If one really wanted to reduce number scales, it's the earth's radius in meters that should be factored out:
ecc=ALPHA/BETA # a constant
arc_lat = lat1 - lat2 arc_long = ecc*cos(lat1)*(long1-long2)
result_angle = hypot(arc_lat, arc_long)
result_meters = result_angle*BETA
Thanks all for the help, I believe I have resolved this with your help.
arc_lat = lat1 - lat2; part1 = cos(lat1); part2 = long1-long2; arc_long = ECC*part1*part2; part1 = pow(arc_lat,2); part2 = pow(arc_long,2); return BETA * sqrt( part1+part2 );
Without using pow() I could not get valid results for computing the hypotenuse...

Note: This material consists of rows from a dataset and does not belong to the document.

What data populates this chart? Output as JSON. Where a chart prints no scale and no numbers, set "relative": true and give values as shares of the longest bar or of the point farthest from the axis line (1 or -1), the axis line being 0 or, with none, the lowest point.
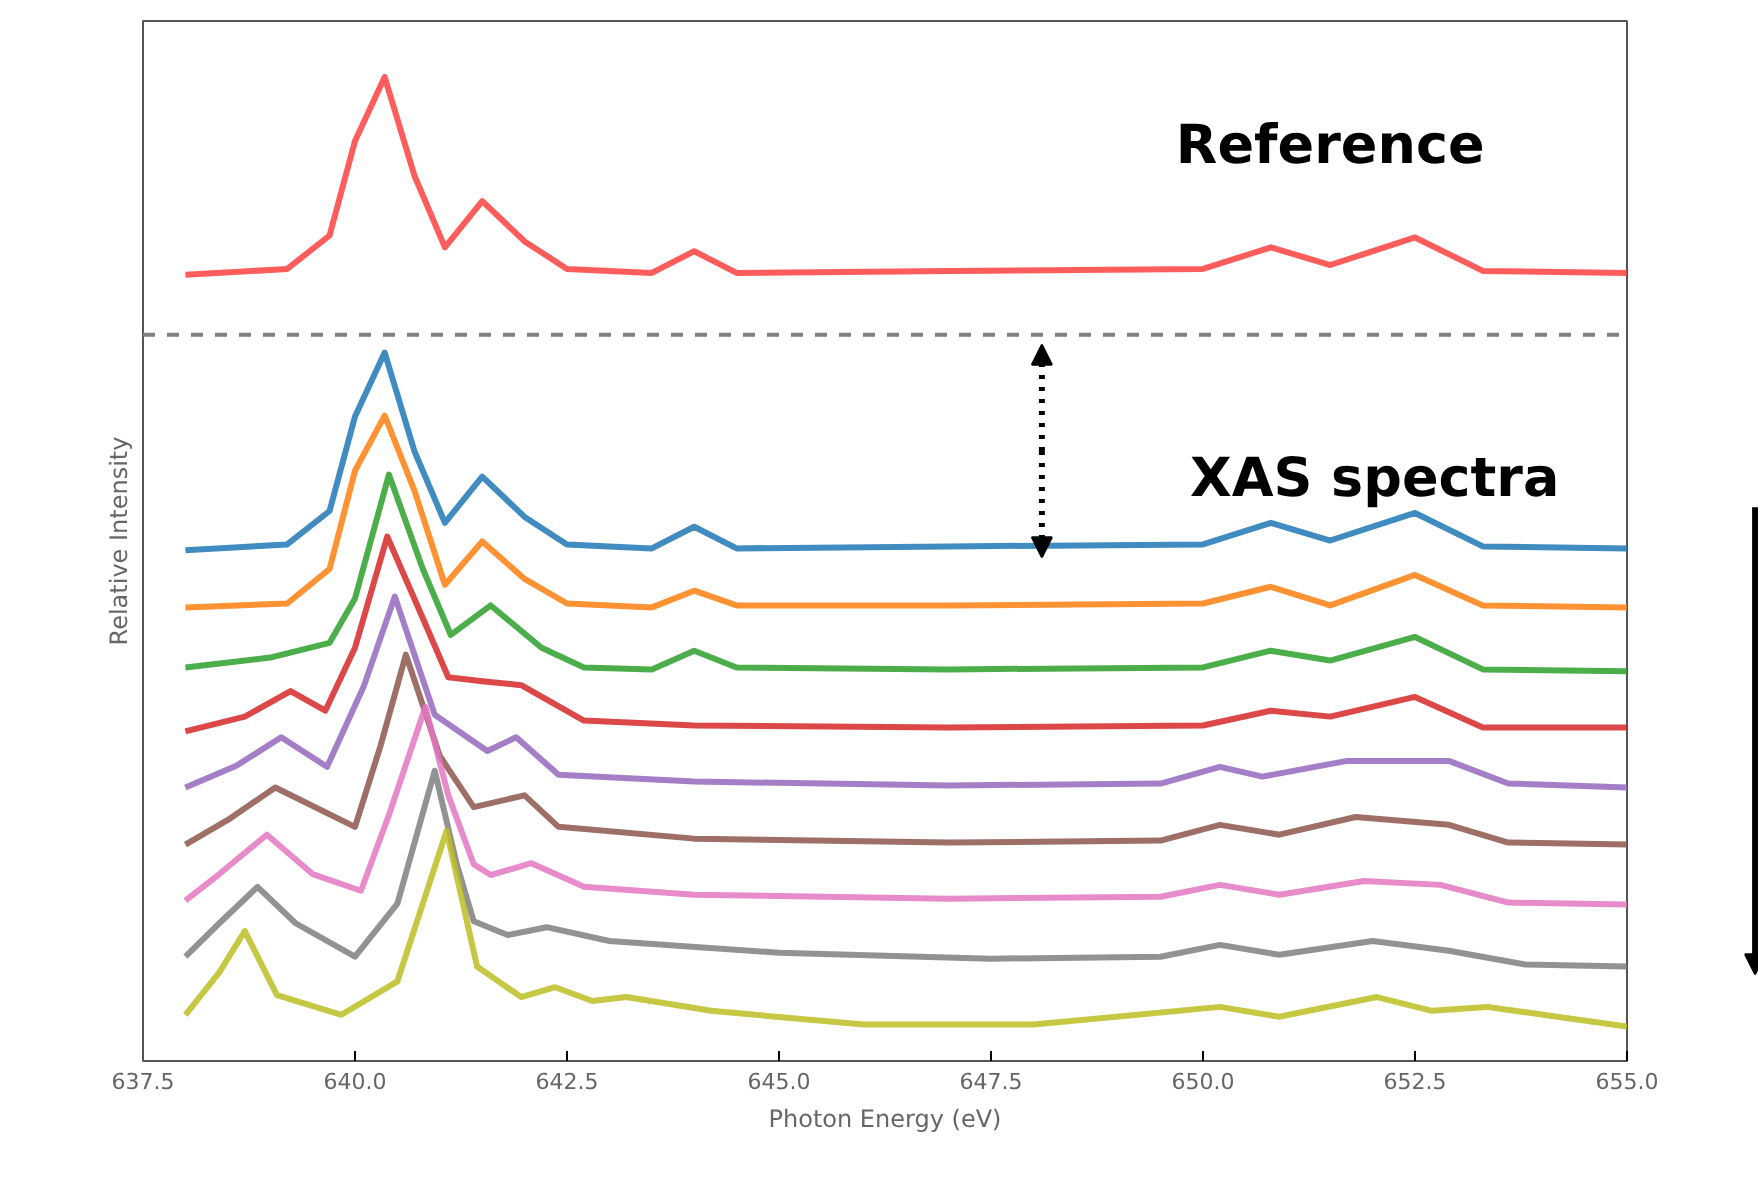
{
  "chart_data": {
    "type": "line",
    "relative": true,
    "xlabel": "Photon Energy (eV)",
    "ylabel": "Relative Intensity",
    "xlim": [
      637.5,
      655
    ],
    "xticks": [
      637.5,
      {
        "value": 640,
        "label": "640.0"
      },
      642.5,
      {
        "value": 645,
        "label": "645.0"
      },
      647.5,
      {
        "value": 650,
        "label": "650.0"
      },
      652.5,
      {
        "value": 655,
        "label": "655.0"
      }
    ],
    "grid": false,
    "marker": "none",
    "line_style": "solid",
    "ref_lines": [
      {
        "axis": "y",
        "value": 0.738,
        "color": "#808080",
        "line_style": "dashed"
      }
    ],
    "annotations": [
      "Reference",
      "XAS spectra"
    ],
    "series": [
      {
        "color": "#ff4040",
        "x": [
          638,
          639.2,
          639.7,
          640,
          640.35,
          640.7,
          641.06,
          641.5,
          642,
          642.5,
          643.5,
          644,
          644.5,
          647,
          650,
          650.8,
          651.5,
          652.5,
          653.3,
          655
        ],
        "values": [
          0.799,
          0.805,
          0.839,
          0.935,
          1,
          0.9,
          0.827,
          0.874,
          0.833,
          0.805,
          0.801,
          0.823,
          0.801,
          0.803,
          0.805,
          0.827,
          0.809,
          0.837,
          0.803,
          0.801
        ]
      },
      {
        "color": "#1f77b4",
        "x": [
          638,
          639.2,
          639.7,
          640,
          640.35,
          640.7,
          641.06,
          641.5,
          642,
          642.5,
          643.5,
          644,
          644.5,
          647,
          650,
          650.8,
          651.5,
          652.5,
          653.3,
          655
        ],
        "values": [
          0.519,
          0.525,
          0.559,
          0.655,
          0.72,
          0.62,
          0.547,
          0.594,
          0.553,
          0.525,
          0.521,
          0.543,
          0.521,
          0.523,
          0.525,
          0.547,
          0.529,
          0.557,
          0.523,
          0.521
        ]
      },
      {
        "color": "#ff7f0e",
        "x": [
          638,
          639.2,
          639.7,
          640,
          640.35,
          640.7,
          641.06,
          641.5,
          642,
          642.5,
          643.5,
          644,
          644.5,
          647,
          650,
          650.8,
          651.5,
          652.5,
          653.3,
          655
        ],
        "values": [
          0.461,
          0.465,
          0.5,
          0.6,
          0.656,
          0.58,
          0.484,
          0.528,
          0.49,
          0.465,
          0.461,
          0.478,
          0.463,
          0.463,
          0.465,
          0.482,
          0.463,
          0.494,
          0.463,
          0.461
        ]
      },
      {
        "color": "#2ca02c",
        "x": [
          638,
          639,
          639.7,
          640,
          640.4,
          640.8,
          641.13,
          641.6,
          642.2,
          642.7,
          643.5,
          644,
          644.5,
          647,
          650,
          650.8,
          651.5,
          652.5,
          653.3,
          655
        ],
        "values": [
          0.4,
          0.41,
          0.425,
          0.47,
          0.596,
          0.5,
          0.433,
          0.463,
          0.42,
          0.4,
          0.398,
          0.417,
          0.4,
          0.398,
          0.4,
          0.417,
          0.407,
          0.431,
          0.398,
          0.396
        ]
      },
      {
        "color": "#d62728",
        "x": [
          638,
          638.7,
          639.24,
          639.65,
          640,
          640.38,
          640.8,
          641.1,
          641.5,
          641.96,
          642.7,
          644,
          647,
          650,
          650.8,
          651.5,
          652.5,
          653.3,
          655
        ],
        "values": [
          0.335,
          0.35,
          0.376,
          0.356,
          0.42,
          0.533,
          0.45,
          0.39,
          0.386,
          0.382,
          0.346,
          0.341,
          0.339,
          0.341,
          0.356,
          0.35,
          0.37,
          0.339,
          0.339
        ]
      },
      {
        "color": "#9467bd",
        "x": [
          638,
          638.6,
          639.13,
          639.67,
          640.1,
          640.47,
          640.94,
          641.56,
          641.9,
          642.4,
          644,
          647,
          649.5,
          650.2,
          650.7,
          651.7,
          652.9,
          653.6,
          655
        ],
        "values": [
          0.278,
          0.3,
          0.329,
          0.299,
          0.38,
          0.472,
          0.352,
          0.315,
          0.329,
          0.291,
          0.284,
          0.28,
          0.282,
          0.299,
          0.289,
          0.305,
          0.305,
          0.282,
          0.278
        ]
      },
      {
        "color": "#8c564b",
        "x": [
          638,
          638.5,
          639.06,
          640,
          640.3,
          640.6,
          641,
          641.4,
          642,
          642.4,
          644,
          647,
          649.5,
          650.2,
          650.9,
          651.8,
          652.9,
          653.6,
          655
        ],
        "values": [
          0.22,
          0.245,
          0.278,
          0.238,
          0.32,
          0.413,
          0.31,
          0.258,
          0.27,
          0.238,
          0.226,
          0.222,
          0.224,
          0.24,
          0.23,
          0.248,
          0.24,
          0.222,
          0.22
        ]
      },
      {
        "color": "#e377c2",
        "x": [
          638,
          638.4,
          638.96,
          639.5,
          640.07,
          640.4,
          640.83,
          641.1,
          641.4,
          641.6,
          642.08,
          642.7,
          644,
          647,
          649.5,
          650.2,
          650.9,
          651.9,
          652.8,
          653.6,
          655
        ],
        "values": [
          0.163,
          0.19,
          0.23,
          0.19,
          0.173,
          0.25,
          0.36,
          0.27,
          0.2,
          0.189,
          0.201,
          0.177,
          0.169,
          0.165,
          0.167,
          0.179,
          0.169,
          0.183,
          0.179,
          0.161,
          0.159
        ]
      },
      {
        "color": "#7f7f7f",
        "x": [
          638,
          638.4,
          638.85,
          639.3,
          640,
          640.5,
          640.94,
          641.2,
          641.4,
          641.8,
          642.26,
          643,
          645,
          647.5,
          649.5,
          650.2,
          650.9,
          652,
          652.9,
          653.8,
          655
        ],
        "values": [
          0.106,
          0.14,
          0.177,
          0.14,
          0.106,
          0.16,
          0.295,
          0.2,
          0.142,
          0.128,
          0.136,
          0.122,
          0.11,
          0.104,
          0.106,
          0.118,
          0.108,
          0.122,
          0.112,
          0.098,
          0.096
        ]
      },
      {
        "color": "#bcbd22",
        "x": [
          638,
          638.4,
          638.7,
          639.08,
          639.84,
          640.5,
          640.8,
          641.08,
          641.44,
          641.96,
          642.36,
          642.8,
          643.2,
          644.2,
          646,
          648,
          650.2,
          650.9,
          652.05,
          652.7,
          653.35,
          655
        ],
        "values": [
          0.047,
          0.09,
          0.132,
          0.067,
          0.047,
          0.081,
          0.16,
          0.234,
          0.096,
          0.065,
          0.075,
          0.061,
          0.065,
          0.051,
          0.037,
          0.037,
          0.055,
          0.045,
          0.065,
          0.051,
          0.055,
          0.035
        ]
      }
    ]
  }
}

This algorithm is used for short distances. For that reason these assumptions produce what I would call an acceptable error (1 to 2 meters of error for a 500m measurement). While more elegant solutions are possible, it does not mean they are necessary. If I ever did find a need to squeeze more accuracy out I could always use more locally defined radii for the specific area of interest.
Thank you for your suggestions, regardless.
So are you telling us that not only did you observe a difference between pow(x,2) and x*x here, but pow(x,2) was closer to correct? Now that would be seriously worrying. If there's a difference at all, it's pow() that should be less precise than simple multiplication.
What were the actual results for both methods?
What I mean by invalid results was the same supposed cancellation problem we were discussing before. x*x resulted in a 0 answer where pow(x,2) gave me an acceptable result.